Mical Raz has published a pretty definitive history along these lines in the Journal of Policy History, so I will simply note here that in Dayton, Ohio, we see no contradictions between methadone and the control of the addict population generally; rather, we see surveillance, drug-testing, a focus on criminality and a segregation of this kind of “treatment” into an isolated system of clinics. Near the end of her own outstanding article on methadone in the Social History of Alcohol and Drugs, Claire Clark considers the idea that “the treatment revolution was over before it started.” There’s not time enough here to fully explore this, but I think this film supports the idea that methadone in practice was never revolutionary and instead a foundational element of an expanded war on drugs in the United States.
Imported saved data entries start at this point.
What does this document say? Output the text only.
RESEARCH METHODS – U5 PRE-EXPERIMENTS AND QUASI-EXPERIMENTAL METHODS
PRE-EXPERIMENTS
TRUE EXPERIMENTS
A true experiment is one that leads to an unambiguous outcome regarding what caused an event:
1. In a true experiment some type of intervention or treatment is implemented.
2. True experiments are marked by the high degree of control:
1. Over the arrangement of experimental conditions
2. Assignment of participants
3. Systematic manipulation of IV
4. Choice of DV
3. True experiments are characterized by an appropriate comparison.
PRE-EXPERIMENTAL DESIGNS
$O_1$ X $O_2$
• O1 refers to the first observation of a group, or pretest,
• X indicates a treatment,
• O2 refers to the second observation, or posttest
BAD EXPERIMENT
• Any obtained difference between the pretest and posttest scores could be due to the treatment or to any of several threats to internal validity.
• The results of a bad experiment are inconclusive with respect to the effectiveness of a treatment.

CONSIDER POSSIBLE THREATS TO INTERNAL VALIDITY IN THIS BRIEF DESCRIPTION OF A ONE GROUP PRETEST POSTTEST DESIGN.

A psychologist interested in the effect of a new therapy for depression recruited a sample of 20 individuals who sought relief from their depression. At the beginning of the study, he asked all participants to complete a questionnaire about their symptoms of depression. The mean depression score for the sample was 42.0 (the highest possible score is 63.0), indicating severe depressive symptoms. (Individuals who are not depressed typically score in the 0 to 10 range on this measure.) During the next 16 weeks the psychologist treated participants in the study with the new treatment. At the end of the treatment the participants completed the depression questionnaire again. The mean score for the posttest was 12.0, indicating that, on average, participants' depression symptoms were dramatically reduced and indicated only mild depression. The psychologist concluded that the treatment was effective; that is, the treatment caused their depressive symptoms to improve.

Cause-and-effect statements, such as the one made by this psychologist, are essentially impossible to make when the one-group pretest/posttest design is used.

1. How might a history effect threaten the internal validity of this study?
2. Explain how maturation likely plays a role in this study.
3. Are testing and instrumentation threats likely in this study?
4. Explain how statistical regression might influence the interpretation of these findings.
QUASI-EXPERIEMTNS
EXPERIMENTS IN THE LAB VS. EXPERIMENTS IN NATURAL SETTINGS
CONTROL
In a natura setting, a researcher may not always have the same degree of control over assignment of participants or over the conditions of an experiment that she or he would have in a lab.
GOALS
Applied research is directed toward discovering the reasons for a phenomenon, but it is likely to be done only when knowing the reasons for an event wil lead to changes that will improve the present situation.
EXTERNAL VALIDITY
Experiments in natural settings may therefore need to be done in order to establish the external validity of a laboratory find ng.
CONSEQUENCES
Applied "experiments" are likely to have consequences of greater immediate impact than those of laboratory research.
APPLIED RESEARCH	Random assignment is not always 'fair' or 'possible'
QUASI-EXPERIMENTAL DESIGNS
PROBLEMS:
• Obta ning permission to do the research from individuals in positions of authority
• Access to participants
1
That’s an interesting story. The film highlights another, more interesting still than its methadone policy critique—the collective “acts of persistence” on display in both the Dayton clinic and the DC therapeutic community. Acts of persistence, resistance, and social solidarity are somewhat easier to spot in the film’s sections on the DC drug-free group, since it is mostly told on their terms and using their language. Deliberately organized outside of the state’s regulatory apparatus (and therefore without its financial support), the group functions as a social network and mutual support in the face of an overwhelmingly hostile environment.
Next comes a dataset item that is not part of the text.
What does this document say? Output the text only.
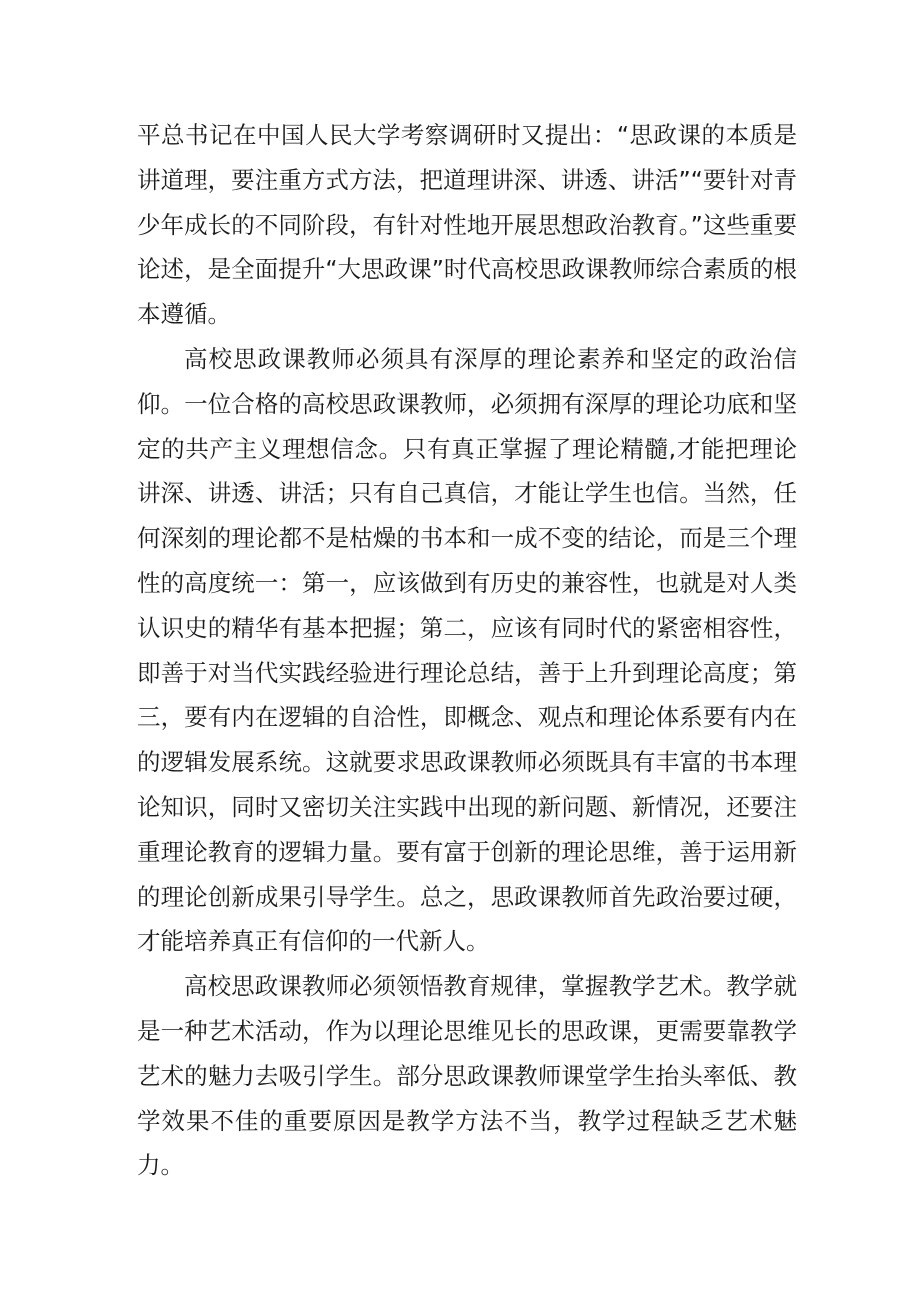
平总书记在中国人民大学考察调研时又提出：“思政课的本质是讲道理，要注重方式方法，把道理讲深、讲透、讲活”“要针对青少年成长的不同阶段，有针对性地开展思想政治教育。”这些重要论述，是全面提升“大思政课”时代高校思政课教师综合素质的根本遵循。

高校思政课教师必须具有深厚的理论素养和坚定的政治信仰。一位合格的高校思政课教师，必须拥有深厚的理论功底和坚定的共产主义理想信念。只有真正掌握了理论精髓,才能把理论讲深、讲透、讲活；只有自己真信，才能让学生也信。当然，任何深刻的理论都不是枯燥的书本和一成不变的结论，而是三个理性的高度统一：第一，应该做到有历史的兼容性，也就是对人类认识史的精华有基本把握；第二，应该有同时代的紧密相容性，即善于对当代实践经验进行理论总结，善于上升到理论高度；第三，要有内在逻辑的自洽性，即概念、观点和理论体系要有内在的逻辑发展系统。这就要求思政课教师必须既具有丰富的书本理论知识，同时又密切关注实践中出现的新问题、新情况，还要注重理论教育的逻辑力量。要有富于创新的理论思维，善于运用新的理论创新成果引导学生。总之，思政课教师首先政治要过硬，才能培养真正有信仰的一代新人。

高校思政课教师必须领悟教育规律，掌握教学艺术。教学就是一种艺术活动，作为以理论思维见长的思政课，更需要靠教学艺术的魅力去吸引学生。部分思政课教师课堂学生抬头率低、教学效果不佳的重要原因是教学方法不当，教学过程缺乏艺术魅力。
It isn’t perfect, and, as I have written before, social networks can carry both good and bad elements for participants. But it must be understood on its own terms by historians. The collective actions in Dayton are harder to spot because they’re mainly used as foils for critiquing federal policy, but they’re there. The clients may feel the counselling is bullshit, they may be deeply suspicious of methadone and its effects, but they’re there—traveling distances, disrupting daily lives, just to turn this treatment program to whatever useful end they could. For all the back and forth between historians, policy makers, men in ties, there’s that simple fact we need to reckon with—folks showed up in massive numbers to methadone clinics. That story—persistence, survival, life, death—is the story most interesting to me.
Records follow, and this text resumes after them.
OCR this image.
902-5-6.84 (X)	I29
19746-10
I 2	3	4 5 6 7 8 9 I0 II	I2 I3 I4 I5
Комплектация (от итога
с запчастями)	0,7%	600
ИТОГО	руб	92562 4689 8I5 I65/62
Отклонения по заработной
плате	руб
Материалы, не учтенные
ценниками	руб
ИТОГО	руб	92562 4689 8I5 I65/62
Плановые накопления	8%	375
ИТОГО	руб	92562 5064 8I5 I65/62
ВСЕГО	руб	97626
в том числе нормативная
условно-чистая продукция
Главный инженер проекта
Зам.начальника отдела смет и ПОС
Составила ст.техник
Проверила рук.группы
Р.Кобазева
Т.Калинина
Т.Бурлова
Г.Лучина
Joe Spillane is Professor of History at the University of Florida. He has authored Cocaine: From Medical Marvel to Modern Menace in the United States (Johns Hopkins Press, 2000) and co-edited Federal Drug Control: The Evolution of Policy and Practice (Haworth Press, 2004). More recently, he authored Coxsackie: The Life and Death of Prison Reform (Johns Hopkins Press, 2014). His current drug-related research agenda includes: the history and development of drug abuse liability assessment; reflections on the nature of drug epidemics; and examinations of drug war “harms” in historical context.